We observed a significant and substantial overrepresentation of ankyrin repeat (AR) (by a factor of 246±35) and TPR (by a factor of 136±24) proteins for the sponge bacterial community (Figure 3). TPR and AR mediate protein–protein interactions in eukaryotes and have been found in proteins involved in various functional processes, including transcriptional initiators, cell cycle regulators, cytoskeleton proteins, ion transporters and signal transducers (Blatch and Lassle, 1999; Hryniewicz-Jankowska et al., 2002). Taxonomic assignment of the sponge community-derived sequences excluded them from being derived from potentially contaminating eukaryotes (see Material and Methods). Further analysis of all AR and TPR proteins against the Pfam database supported their annotation and showed that up to 37 repeats per protein could be found (median 6 and 3 for AR and TPR proteins, respectively; Supplementary Figure S5). Phylogenetic analysis of the secreted AR proteins showed clustering with groups of predominantly bacterial sequences, including the insect endosymbiont Wolbachia (Supplementary Figure S4). A total of 20 AR and 13 TPR proteins could be directly linked to four of the five sponge-bacterial groups (Supplementary Figure S1) and genomic clustering into ‘AR/TPR islands’ was observed in two cases (see Figure 4). The abundance of AR proteins has been noted in the genomes of obligate and facultative intracellular symbionts of eukaryotic cells (Wu et al., 2004). For the sponge data set, 26 out of 121 (20.7%) and 14 out of 66 (21.1%) of the AR and TPR proteins, respectively, have signal peptides for extracellular secretion in Gram-negative bacteria. This suggests that those proteins have functions outside the bacterial cytoplasm and most likely interact with surrounding cells and their proteins. AR proteins have also been recently shown to be secreted by the intracellular pathogens Legionella pneumophila and Coxiella burnetii and to interfere with the microtubule-dependent vascular transport of host cells, hence blocking the normal progression of phagocytosis (Pan et al., 2008). As uptake of food bacteria by sponge cells is also mediated by phagocytosis (Wehrl et al., 2007), the sponge-specific AR and TPR proteins reported in this study could possibly represent a mechanism by which symbiotic bacteria avoid digestion, and could explain the long-standing question of how food and symbionts are discriminated by the sponge (Wilkinson et al., 1984).

Figure 4
figure 4

Clustering of AR and TPR proteins in the genome of two uncultured sponge-associated bacteria belonging to the Bdellovibrionales order and Phyllobacteriaceae family. Light grey arrows represent ORFs and dark grey boxes highlight ‘AR/TPR islands’. Relative positions on the genomic scaffolds are given.

Conclusion

The specific, genomic signatures identified in this study have hitherto not been recognized to be involved in mediating the interactions between bacteria and their sponge host or within the bacterial community under the particular biological, chemical and physical conditions provided by the sponge environment.
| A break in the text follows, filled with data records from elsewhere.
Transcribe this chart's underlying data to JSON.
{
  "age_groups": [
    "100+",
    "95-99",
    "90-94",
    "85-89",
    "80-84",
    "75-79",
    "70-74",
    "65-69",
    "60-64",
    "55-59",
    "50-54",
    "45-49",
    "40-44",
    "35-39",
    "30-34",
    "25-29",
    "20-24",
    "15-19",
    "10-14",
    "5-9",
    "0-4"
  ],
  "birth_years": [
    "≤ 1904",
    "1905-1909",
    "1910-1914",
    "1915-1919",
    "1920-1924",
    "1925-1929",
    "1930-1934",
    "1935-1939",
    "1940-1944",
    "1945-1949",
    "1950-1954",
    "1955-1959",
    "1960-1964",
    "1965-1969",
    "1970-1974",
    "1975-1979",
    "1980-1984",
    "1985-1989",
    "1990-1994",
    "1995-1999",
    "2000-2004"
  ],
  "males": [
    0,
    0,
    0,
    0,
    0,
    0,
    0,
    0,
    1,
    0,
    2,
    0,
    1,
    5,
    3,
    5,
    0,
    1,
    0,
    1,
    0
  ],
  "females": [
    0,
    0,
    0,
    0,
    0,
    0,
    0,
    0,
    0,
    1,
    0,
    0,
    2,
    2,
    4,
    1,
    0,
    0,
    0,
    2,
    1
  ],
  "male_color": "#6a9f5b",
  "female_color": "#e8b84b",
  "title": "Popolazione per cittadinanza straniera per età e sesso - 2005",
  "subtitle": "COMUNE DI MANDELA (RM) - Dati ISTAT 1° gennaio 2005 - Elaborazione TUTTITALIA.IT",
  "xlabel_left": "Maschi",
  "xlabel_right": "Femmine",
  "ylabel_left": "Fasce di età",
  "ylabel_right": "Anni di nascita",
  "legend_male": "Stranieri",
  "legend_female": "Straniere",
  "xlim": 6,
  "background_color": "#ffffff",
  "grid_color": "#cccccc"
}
Thus, those signatures provide insight into the potentially specific mechanisms by which distinct bacteria persist in the sponge in the face of the flood of food bacteria entering the system from the plankton, the metabolic interdependencies of the two partners and how the relationship might be maintained as a mutualism. Our data set also delivers novel markers for monitoring the status of the sponge bacterial community and hence assesses how abundance, diversity or expression of those functional genes affect the symbiotic relationship between bacteria and sponges. This is particularly important, as phylogenetic shifts in the bacterial community composition have been correlated with sponge disease (Webster, 2007), and in at least one case this has been linked to temperature changes (Webster et al., 2008). Yet, the functional changes underpinning the breakdown of symbiosis are completely unexplored.